With respect in particular to CDD, professionals are encouraged to consider how the CDD measures required under the 2004 AML/CFT Law 1 can be strengthened to mitigate the impact of lack of physical contacts with customers. The CSSF encourages the use of financial technology to manage the CDD issues created by the COVID-19 crisis and professionals are invited to consult the Financial Action Task Force (FATF)’s Guidance on Digital ID 2 for mitigating ML/CT risks. Remote customer verification by electronic means is also in line with the recent law implementing AML5 3. The AML COVID-19 Circular also provides for other mitigating measures that may include: (i) the collection of additional documents, (ii) the certification of documents, (iii) the reliance on a third party having already identified the customer, and (iv) the check by means of a first transfer of funds from a bank account in the name of the customer with a credit institution established in Luxembourg, in the European-Union, or in any other country respecting equivalent AML/CFT obligations and being supervised for that purpose.
The CSSF also emphasises that professionals should take a dynamic approach to ML/TF risk assessments, specifically at the product or business unit level, by amongst others (i) identifying and assessing the risks of specific ML/TF arising from COVID-19 which relate to their specific business model, (ii) implementing additional mitigating measures to combat these risks, and (iii) communicating these risks across their organisation. Ensuring staff is regularly trained and that internal policies are kept up-to-date is key.
(D) the AML/CFT approach of the CSSF during this pandemic period
Finally, the CSSF reminds that during the COVID-19 pandemic, it will continue its AML/CFT supervisory activities and remain fully operational and deeply committed to combatting ML/TF. AML/CFT on-site inspections that have already started before the crisis will be completed and the CSSF will also start inspections on a remote basis during this period. Off-site supervisory activities by the CSSF are also continuing. Therefore, despite the FATF’s publication of a report assessing Luxembourg's performance on combating money laundering being postponed due to COVID-19, the industry should continue to ensure obligations are fully complied with.
Hence, supervised professionals are invited to strengthen measures to be taken to remain compliant with their AML/CFT obligations and read thoroughly the AML COVID-19 Circular and other guidance issued by the CSSF on this topic.
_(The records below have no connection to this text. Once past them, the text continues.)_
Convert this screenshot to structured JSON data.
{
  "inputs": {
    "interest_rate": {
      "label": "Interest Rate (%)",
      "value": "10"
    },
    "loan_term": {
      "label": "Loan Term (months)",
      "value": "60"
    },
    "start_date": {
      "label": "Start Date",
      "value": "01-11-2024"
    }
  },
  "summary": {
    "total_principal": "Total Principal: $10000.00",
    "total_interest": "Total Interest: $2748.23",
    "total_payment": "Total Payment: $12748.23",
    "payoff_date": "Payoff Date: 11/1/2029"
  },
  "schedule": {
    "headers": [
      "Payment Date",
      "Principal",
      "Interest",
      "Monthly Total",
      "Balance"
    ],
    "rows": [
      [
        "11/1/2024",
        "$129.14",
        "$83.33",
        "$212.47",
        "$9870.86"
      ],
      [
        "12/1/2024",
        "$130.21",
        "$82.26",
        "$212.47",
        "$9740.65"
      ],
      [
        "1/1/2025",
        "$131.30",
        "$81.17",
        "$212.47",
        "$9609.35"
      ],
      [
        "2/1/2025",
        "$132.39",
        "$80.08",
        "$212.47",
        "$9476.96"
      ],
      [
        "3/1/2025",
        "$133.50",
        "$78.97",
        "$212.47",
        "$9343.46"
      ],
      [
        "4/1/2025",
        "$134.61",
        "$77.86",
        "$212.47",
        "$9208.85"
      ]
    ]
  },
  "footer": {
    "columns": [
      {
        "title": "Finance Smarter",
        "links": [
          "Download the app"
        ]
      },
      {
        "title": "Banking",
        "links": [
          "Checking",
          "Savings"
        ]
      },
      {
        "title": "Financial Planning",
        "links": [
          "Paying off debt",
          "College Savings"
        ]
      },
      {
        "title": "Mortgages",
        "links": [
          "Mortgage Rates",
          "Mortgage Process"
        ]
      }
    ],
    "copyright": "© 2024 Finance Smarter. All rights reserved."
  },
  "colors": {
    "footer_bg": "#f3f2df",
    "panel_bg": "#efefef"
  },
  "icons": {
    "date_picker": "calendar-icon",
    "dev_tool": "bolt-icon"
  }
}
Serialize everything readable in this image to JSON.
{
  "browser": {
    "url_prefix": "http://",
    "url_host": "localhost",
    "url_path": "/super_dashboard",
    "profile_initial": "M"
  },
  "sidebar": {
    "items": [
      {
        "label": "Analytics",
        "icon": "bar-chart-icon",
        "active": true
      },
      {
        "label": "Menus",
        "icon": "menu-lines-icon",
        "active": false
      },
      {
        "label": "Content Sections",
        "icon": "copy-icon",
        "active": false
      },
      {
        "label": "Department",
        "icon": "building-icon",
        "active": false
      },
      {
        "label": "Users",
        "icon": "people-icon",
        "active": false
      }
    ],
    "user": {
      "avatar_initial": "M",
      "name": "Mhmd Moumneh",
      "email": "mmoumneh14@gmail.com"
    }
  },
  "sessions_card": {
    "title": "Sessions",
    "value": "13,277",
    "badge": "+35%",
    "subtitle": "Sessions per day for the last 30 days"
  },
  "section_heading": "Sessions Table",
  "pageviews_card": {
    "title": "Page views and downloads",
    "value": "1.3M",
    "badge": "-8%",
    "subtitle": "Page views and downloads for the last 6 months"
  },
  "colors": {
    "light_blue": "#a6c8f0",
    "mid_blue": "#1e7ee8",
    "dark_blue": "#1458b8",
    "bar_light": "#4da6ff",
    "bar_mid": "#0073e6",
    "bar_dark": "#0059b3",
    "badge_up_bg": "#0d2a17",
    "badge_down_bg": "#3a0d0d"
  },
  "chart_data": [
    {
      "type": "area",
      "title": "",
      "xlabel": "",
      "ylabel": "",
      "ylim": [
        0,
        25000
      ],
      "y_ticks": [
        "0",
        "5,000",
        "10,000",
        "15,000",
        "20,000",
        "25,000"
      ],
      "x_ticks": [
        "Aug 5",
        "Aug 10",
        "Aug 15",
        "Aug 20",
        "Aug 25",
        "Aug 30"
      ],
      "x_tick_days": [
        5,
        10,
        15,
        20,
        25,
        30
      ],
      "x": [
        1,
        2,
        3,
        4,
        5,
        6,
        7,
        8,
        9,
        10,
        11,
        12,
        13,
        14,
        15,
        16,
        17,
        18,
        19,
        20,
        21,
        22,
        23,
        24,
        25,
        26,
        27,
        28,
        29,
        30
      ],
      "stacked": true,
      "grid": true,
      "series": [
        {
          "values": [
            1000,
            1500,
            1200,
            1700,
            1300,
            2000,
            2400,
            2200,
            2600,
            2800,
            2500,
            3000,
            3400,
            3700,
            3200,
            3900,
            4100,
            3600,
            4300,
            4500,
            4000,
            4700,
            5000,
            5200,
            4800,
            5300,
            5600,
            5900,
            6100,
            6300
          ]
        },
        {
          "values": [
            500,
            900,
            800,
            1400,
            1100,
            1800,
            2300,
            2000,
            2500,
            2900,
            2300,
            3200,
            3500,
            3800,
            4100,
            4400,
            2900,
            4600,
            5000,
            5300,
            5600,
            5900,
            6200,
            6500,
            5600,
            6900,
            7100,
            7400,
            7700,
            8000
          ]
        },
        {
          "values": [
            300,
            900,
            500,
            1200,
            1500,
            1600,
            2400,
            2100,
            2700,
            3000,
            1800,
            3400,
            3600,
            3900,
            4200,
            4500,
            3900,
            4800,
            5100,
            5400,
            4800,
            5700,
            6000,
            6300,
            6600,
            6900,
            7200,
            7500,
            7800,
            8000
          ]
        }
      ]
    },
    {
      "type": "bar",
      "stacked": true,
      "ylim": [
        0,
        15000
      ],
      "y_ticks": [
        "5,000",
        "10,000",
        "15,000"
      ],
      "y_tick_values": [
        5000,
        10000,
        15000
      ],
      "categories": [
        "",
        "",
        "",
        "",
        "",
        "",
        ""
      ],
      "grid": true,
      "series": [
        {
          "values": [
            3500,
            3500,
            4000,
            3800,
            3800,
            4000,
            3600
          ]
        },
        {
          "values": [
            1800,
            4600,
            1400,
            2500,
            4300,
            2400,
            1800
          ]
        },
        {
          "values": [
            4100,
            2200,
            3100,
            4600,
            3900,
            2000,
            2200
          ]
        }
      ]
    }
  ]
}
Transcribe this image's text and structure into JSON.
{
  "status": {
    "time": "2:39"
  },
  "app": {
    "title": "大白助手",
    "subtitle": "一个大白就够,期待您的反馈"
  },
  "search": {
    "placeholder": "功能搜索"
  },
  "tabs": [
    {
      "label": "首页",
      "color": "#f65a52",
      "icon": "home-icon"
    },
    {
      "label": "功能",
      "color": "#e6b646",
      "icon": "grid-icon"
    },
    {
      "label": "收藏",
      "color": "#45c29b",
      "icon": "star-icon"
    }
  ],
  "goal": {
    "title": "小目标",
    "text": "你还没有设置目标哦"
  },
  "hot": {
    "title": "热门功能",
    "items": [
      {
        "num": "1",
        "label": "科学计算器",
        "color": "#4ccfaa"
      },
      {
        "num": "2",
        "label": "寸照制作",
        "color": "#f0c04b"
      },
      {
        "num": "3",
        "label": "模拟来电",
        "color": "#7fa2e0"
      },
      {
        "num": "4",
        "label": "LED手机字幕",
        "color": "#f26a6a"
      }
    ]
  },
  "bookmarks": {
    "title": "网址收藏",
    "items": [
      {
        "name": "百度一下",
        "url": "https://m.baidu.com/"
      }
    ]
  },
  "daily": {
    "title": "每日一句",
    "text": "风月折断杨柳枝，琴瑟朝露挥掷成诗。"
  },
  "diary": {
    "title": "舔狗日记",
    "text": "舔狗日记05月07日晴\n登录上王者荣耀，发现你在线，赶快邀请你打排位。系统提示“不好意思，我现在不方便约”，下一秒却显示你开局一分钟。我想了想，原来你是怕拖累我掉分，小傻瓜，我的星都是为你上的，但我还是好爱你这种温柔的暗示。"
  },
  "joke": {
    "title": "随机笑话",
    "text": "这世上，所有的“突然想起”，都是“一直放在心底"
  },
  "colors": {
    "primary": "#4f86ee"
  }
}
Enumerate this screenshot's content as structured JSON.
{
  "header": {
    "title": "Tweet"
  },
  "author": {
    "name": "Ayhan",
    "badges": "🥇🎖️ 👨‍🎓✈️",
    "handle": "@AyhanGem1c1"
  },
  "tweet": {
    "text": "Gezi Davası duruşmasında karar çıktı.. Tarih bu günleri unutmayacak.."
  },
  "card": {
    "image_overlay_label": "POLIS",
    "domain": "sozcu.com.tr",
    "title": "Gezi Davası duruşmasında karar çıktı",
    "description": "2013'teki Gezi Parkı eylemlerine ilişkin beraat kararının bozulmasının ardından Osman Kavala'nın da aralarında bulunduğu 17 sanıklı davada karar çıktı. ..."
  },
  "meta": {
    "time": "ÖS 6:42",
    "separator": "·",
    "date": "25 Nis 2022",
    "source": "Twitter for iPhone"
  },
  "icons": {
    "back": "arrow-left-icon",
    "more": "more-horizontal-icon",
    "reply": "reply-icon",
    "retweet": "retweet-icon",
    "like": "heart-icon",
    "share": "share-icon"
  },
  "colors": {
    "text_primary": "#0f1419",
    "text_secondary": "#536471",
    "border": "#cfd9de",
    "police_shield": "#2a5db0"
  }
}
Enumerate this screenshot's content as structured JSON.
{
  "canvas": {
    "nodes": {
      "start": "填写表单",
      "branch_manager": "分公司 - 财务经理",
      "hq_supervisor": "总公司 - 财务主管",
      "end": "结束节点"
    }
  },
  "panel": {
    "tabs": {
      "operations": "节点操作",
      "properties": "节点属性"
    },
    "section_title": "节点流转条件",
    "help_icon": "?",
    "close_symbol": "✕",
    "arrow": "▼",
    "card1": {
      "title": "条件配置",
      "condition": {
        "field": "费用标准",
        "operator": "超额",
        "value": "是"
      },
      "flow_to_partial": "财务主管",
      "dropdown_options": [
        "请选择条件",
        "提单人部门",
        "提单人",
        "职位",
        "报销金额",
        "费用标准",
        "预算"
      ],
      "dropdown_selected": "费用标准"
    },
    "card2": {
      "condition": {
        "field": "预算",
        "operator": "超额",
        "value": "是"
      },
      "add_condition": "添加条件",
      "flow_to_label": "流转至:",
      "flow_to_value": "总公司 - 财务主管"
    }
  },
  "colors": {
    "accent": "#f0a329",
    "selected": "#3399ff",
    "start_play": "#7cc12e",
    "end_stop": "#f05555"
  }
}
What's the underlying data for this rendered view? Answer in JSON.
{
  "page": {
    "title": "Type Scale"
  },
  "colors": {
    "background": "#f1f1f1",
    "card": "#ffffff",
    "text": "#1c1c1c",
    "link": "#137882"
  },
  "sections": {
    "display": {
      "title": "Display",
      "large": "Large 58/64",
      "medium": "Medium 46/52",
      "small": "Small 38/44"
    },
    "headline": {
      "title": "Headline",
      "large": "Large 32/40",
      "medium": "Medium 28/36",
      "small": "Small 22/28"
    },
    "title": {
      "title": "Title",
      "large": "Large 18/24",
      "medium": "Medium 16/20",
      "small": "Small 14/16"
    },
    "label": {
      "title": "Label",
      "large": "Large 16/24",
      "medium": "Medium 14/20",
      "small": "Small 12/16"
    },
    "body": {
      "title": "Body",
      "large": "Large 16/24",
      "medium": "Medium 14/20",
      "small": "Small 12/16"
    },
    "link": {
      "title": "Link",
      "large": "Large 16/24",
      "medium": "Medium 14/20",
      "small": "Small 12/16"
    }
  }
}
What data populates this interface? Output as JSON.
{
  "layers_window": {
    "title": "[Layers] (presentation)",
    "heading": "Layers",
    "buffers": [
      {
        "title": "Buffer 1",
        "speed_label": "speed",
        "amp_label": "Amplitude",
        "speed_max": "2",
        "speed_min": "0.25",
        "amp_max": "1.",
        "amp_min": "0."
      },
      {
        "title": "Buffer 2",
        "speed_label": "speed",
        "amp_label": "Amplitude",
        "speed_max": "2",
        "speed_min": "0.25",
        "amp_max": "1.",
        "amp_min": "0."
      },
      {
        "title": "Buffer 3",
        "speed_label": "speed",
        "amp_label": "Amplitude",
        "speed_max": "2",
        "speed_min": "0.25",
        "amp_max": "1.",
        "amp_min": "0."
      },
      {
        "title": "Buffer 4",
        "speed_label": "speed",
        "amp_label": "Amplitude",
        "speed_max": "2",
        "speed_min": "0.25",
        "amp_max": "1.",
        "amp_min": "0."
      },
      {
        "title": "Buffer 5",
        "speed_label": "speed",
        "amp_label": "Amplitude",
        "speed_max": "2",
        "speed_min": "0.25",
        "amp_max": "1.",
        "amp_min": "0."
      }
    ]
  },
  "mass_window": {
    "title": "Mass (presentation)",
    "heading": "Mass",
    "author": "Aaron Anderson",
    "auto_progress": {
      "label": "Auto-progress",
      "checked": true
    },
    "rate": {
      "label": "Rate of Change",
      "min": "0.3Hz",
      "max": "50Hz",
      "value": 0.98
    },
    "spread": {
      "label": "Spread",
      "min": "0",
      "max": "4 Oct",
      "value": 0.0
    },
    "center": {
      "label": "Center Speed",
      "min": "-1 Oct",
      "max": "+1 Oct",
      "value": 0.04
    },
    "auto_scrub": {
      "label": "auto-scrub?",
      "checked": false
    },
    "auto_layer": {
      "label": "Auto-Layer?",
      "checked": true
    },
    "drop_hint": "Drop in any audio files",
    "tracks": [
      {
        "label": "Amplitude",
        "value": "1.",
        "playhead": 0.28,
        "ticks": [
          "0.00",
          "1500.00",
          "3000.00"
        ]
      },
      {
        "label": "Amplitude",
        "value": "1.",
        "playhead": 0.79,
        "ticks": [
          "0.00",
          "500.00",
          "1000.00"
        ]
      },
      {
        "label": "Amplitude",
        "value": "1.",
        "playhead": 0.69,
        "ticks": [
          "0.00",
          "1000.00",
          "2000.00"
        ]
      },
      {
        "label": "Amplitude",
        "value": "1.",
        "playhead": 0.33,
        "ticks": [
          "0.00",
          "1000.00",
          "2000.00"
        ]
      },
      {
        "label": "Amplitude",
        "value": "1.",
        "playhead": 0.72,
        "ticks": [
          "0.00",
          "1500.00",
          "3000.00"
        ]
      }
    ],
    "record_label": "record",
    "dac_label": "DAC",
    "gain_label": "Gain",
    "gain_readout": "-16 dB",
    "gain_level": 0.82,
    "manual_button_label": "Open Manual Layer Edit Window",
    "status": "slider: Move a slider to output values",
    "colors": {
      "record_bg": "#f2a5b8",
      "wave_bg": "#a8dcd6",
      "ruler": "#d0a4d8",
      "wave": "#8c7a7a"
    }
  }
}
See our coronavirus (COVID-19) feature for more information generally on the possible legal implications of COVID-19.
1 Luxembourg law of 12 November 2004 on the fight against money laundering and terrorist financing.
2 Financial Action Task Force, Guidance on Digital ID, March 2020.
3Luxembourg law of 25 March 2020 implementing Directive (EU) 2018/843) on the prevention of the use of the financial system for the purposes of money laundering or terrorism financing.